The Silicon Valley tech giant last week issued its sixth Oracle Communications LTE Diameter Signaling Index, which suggested that the global embrace of smartphones and the Internet of Things shows no signs of slowing.
The technologies likely to impact diameter traffic included LTE broadcast, VoLTE, connected cars and more sophisticated data plans and apps. Analysts added that although diameter will not be the main signaling protocol of 5G, it would nonetheless play a significant role in next-generation networks.
“Diameter signaling controllers continue to be vital network elements, which help enable operators to secure their network borders and to efficiently and effectively route signaling traffic,” Exact Ventures analyst Greg Collins said in a statement. “As such, it is critical for CSPs to understand what’s driving traffic and where, enabling them to avoid signaling traffic issues that can cause network outages, thereby reducing customer satisfaction and increasing customer churn.”
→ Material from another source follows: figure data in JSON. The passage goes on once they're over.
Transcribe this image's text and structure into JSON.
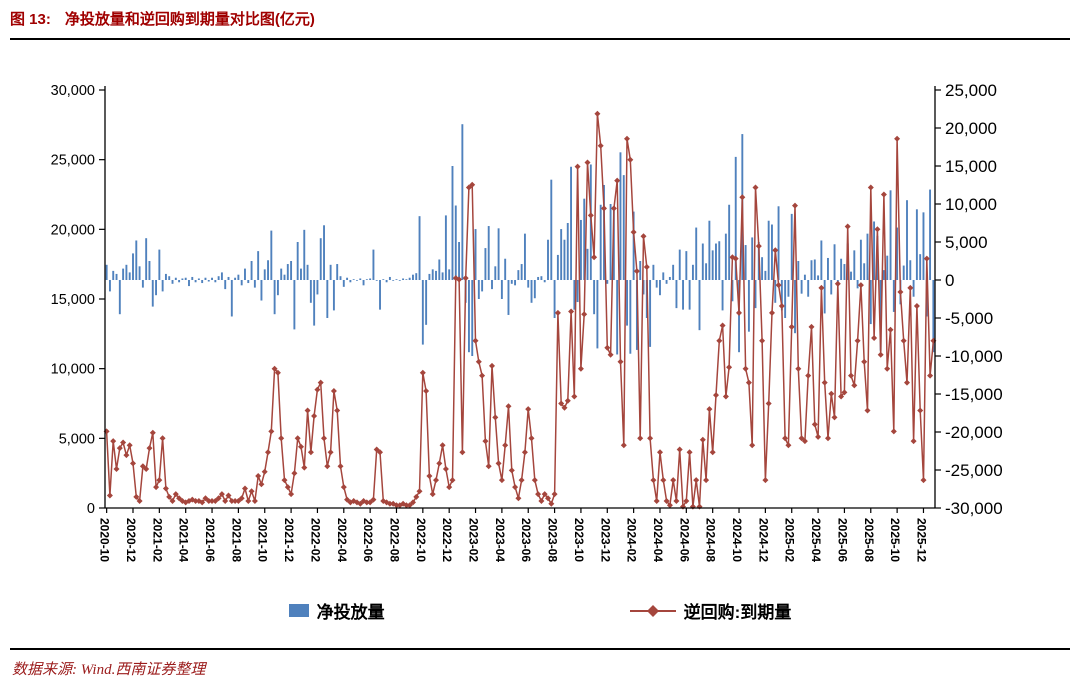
{
  "title": {
    "prefix": "图 13:",
    "text": "净投放量和逆回购到期量对比图(亿元)",
    "color": "#A00000"
  },
  "footer": {
    "text": "数据来源: Wind.西南证券整理"
  },
  "legend": {
    "items": [
      {
        "label": "净投放量",
        "type": "bar",
        "color": "#4F81BD"
      },
      {
        "label": "逆回购:到期量",
        "type": "line",
        "color": "#A5463D"
      }
    ]
  },
  "chart_data": {
    "type": "bar",
    "subtype": "combo-bar-line",
    "title": "净投放量和逆回购到期量对比图(亿元)",
    "x_label_rotation": 90,
    "grid": false,
    "legend_position": "bottom",
    "x_labels": [
      "2020-10",
      "2020-12",
      "2021-02",
      "2021-04",
      "2021-06",
      "2021-08",
      "2021-10",
      "2021-12",
      "2022-02",
      "2022-04",
      "2022-06",
      "2022-08",
      "2022-10",
      "2022-12",
      "2023-02",
      "2023-04",
      "2023-06",
      "2023-08",
      "2023-10",
      "2023-12",
      "2024-02",
      "2024-04",
      "2024-06",
      "2024-08",
      "2024-10",
      "2024-12",
      "2025-02",
      "2025-04",
      "2025-06",
      "2025-08",
      "2025-10",
      "2025-12"
    ],
    "points_per_label_interval": 8,
    "left_axis": {
      "min": 0,
      "max": 30000,
      "step": 5000,
      "ticks": [
        "0",
        "5,000",
        "10,000",
        "15,000",
        "20,000",
        "25,000",
        "30,000"
      ]
    },
    "right_axis": {
      "min": -30000,
      "max": 25000,
      "step": 5000,
      "ticks": [
        "-30,000",
        "-25,000",
        "-20,000",
        "-15,000",
        "-10,000",
        "-5,000",
        "0",
        "5,000",
        "10,000",
        "15,000",
        "20,000",
        "25,000"
      ]
    },
    "series": [
      {
        "name": "净投放量",
        "type": "bar",
        "axis": "right",
        "color": "#4F81BD",
        "values": [
          2000,
          -1500,
          1200,
          800,
          -4500,
          1500,
          2000,
          1000,
          3500,
          5200,
          1800,
          -1000,
          5500,
          2500,
          -3500,
          -2000,
          4000,
          -1500,
          800,
          500,
          -500,
          300,
          -300,
          200,
          300,
          -800,
          400,
          -300,
          200,
          -400,
          300,
          -200,
          300,
          -300,
          500,
          1000,
          -1200,
          400,
          -4800,
          300,
          700,
          -700,
          1500,
          -400,
          2500,
          -1000,
          3800,
          -2700,
          1400,
          2600,
          6500,
          -4500,
          -2000,
          1500,
          700,
          2100,
          2500,
          -6500,
          5000,
          1500,
          6600,
          2000,
          -3000,
          -6000,
          -1900,
          5500,
          7200,
          -5000,
          2000,
          -4000,
          2100,
          500,
          -900,
          300,
          -300,
          100,
          -100,
          200,
          -700,
          100,
          200,
          4000,
          -100,
          -3900,
          100,
          -300,
          400,
          -100,
          100,
          -100,
          200,
          100,
          300,
          700,
          900,
          8400,
          -8500,
          -5900,
          800,
          1400,
          1200,
          2700,
          1000,
          8500,
          1400,
          15000,
          9800,
          5000,
          20500,
          -3000,
          -9500,
          -10000,
          6700,
          -2500,
          -1500,
          4200,
          7100,
          -1200,
          1800,
          6800,
          -2500,
          2800,
          -4600,
          -500,
          -700,
          1300,
          2100,
          6100,
          -1000,
          -3000,
          -2400,
          400,
          500,
          -300,
          5300,
          13200,
          -5000,
          3300,
          6700,
          5300,
          7500,
          14900,
          -3900,
          -2900,
          7900,
          10700,
          4100,
          15200,
          -4500,
          -9000,
          9900,
          12500,
          -500,
          10000,
          9700,
          -9800,
          16800,
          13800,
          -6000,
          -9700,
          9000,
          -9200,
          2500,
          -1900,
          -5000,
          -8800,
          2000,
          -1000,
          -2000,
          1000,
          -500,
          400,
          2000,
          -3700,
          4000,
          -3900,
          3800,
          -3900,
          2000,
          6900,
          -6600,
          4800,
          2200,
          7800,
          3900,
          4800,
          5100,
          -4000,
          6100,
          9900,
          -2800,
          16200,
          -9500,
          19200,
          4600,
          -6800,
          5600,
          -3700,
          5000,
          3000,
          1200,
          7800,
          7300,
          -3000,
          9700,
          -4000,
          -5000,
          -2200,
          8700,
          -7000,
          2500,
          -1800,
          700,
          -2200,
          2600,
          2700,
          600,
          5200,
          -4400,
          2900,
          -1900,
          4700,
          -800,
          2800,
          2100,
          4800,
          1100,
          3900,
          -1100,
          5300,
          2200,
          6100,
          -5800,
          7700,
          5800,
          -9300,
          1300,
          3200,
          11800,
          -4200,
          6900,
          -3200,
          1900,
          10500,
          2600,
          -2200,
          9300,
          3400,
          8900,
          -4800,
          11900,
          -9500
        ]
      },
      {
        "name": "逆回购:到期量",
        "type": "line",
        "axis": "left",
        "color": "#A5463D",
        "values": [
          5500,
          900,
          4800,
          2800,
          4300,
          4700,
          3800,
          4500,
          3200,
          800,
          500,
          3000,
          2800,
          4300,
          5400,
          1500,
          2000,
          5000,
          1400,
          800,
          500,
          1000,
          700,
          500,
          400,
          500,
          600,
          500,
          500,
          400,
          700,
          500,
          500,
          500,
          700,
          1000,
          500,
          900,
          500,
          500,
          500,
          700,
          1400,
          500,
          1200,
          500,
          2300,
          1700,
          2600,
          4000,
          5500,
          10000,
          9700,
          5000,
          2000,
          1500,
          1000,
          2500,
          5000,
          4400,
          2900,
          7000,
          4000,
          6600,
          8500,
          9000,
          5000,
          3000,
          4000,
          8400,
          7000,
          3000,
          1500,
          600,
          400,
          500,
          400,
          300,
          500,
          400,
          400,
          600,
          4200,
          4000,
          500,
          400,
          300,
          300,
          200,
          200,
          300,
          200,
          200,
          400,
          800,
          1200,
          9700,
          8400,
          2300,
          1000,
          2000,
          3200,
          4500,
          2800,
          1500,
          2000,
          16500,
          16400,
          4000,
          16500,
          23000,
          23200,
          12000,
          10500,
          9500,
          4800,
          3000,
          10200,
          6500,
          3200,
          2000,
          4500,
          7300,
          2700,
          1500,
          700,
          2000,
          4000,
          7100,
          5000,
          2000,
          1000,
          500,
          1000,
          700,
          300,
          1000,
          14000,
          7500,
          7200,
          7700,
          14100,
          8000,
          24500,
          10000,
          13900,
          24800,
          21000,
          18000,
          28300,
          26000,
          21500,
          11500,
          11000,
          21500,
          23500,
          10500,
          4500,
          26500,
          25000,
          19800,
          17000,
          5000,
          19500,
          17300,
          5000,
          2000,
          500,
          4000,
          2000,
          500,
          200,
          2000,
          500,
          4200,
          100,
          500,
          4000,
          100,
          2000,
          100,
          4900,
          2000,
          7100,
          4000,
          8100,
          12000,
          13100,
          8000,
          10100,
          18000,
          17900,
          14000,
          22300,
          10000,
          9000,
          4500,
          23000,
          18800,
          12000,
          2000,
          7500,
          14000,
          18500,
          16000,
          14500,
          5000,
          4500,
          13000,
          21700,
          10000,
          5000,
          4800,
          9500,
          13000,
          6000,
          5100,
          15800,
          9000,
          5000,
          8200,
          6500,
          16100,
          8000,
          8300,
          20200,
          9500,
          8800,
          12000,
          16000,
          10500,
          7000,
          23000,
          12200,
          20000,
          11000,
          22500,
          10000,
          12800,
          5500,
          26500,
          15500,
          12000,
          9000,
          15800,
          4800,
          14500,
          7000,
          2000,
          17900,
          9500,
          12000
        ]
      }
    ]
  }
}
The report estimated that LTE diameter signaling would generate 595 million messages per second by 2021. LTE Broadcast would produce 225 million MPS by 2021 — an average annual growth rate of 23 percent — while VoLTE is expected to generate 62 million MPS, a growth rate of 22 percent, by that year.
Connected cars, meanwhile, should produce 9.4 million MPS but will grow at a faster clip of 30 percent per year on average.
Developing markets in Asia and Eastern Africa are expected to generate the highest growth in LTE diameter signaling in coming years, but Oracle anticipates that the maturing North American market will climb at a slower average rate of 12 percent.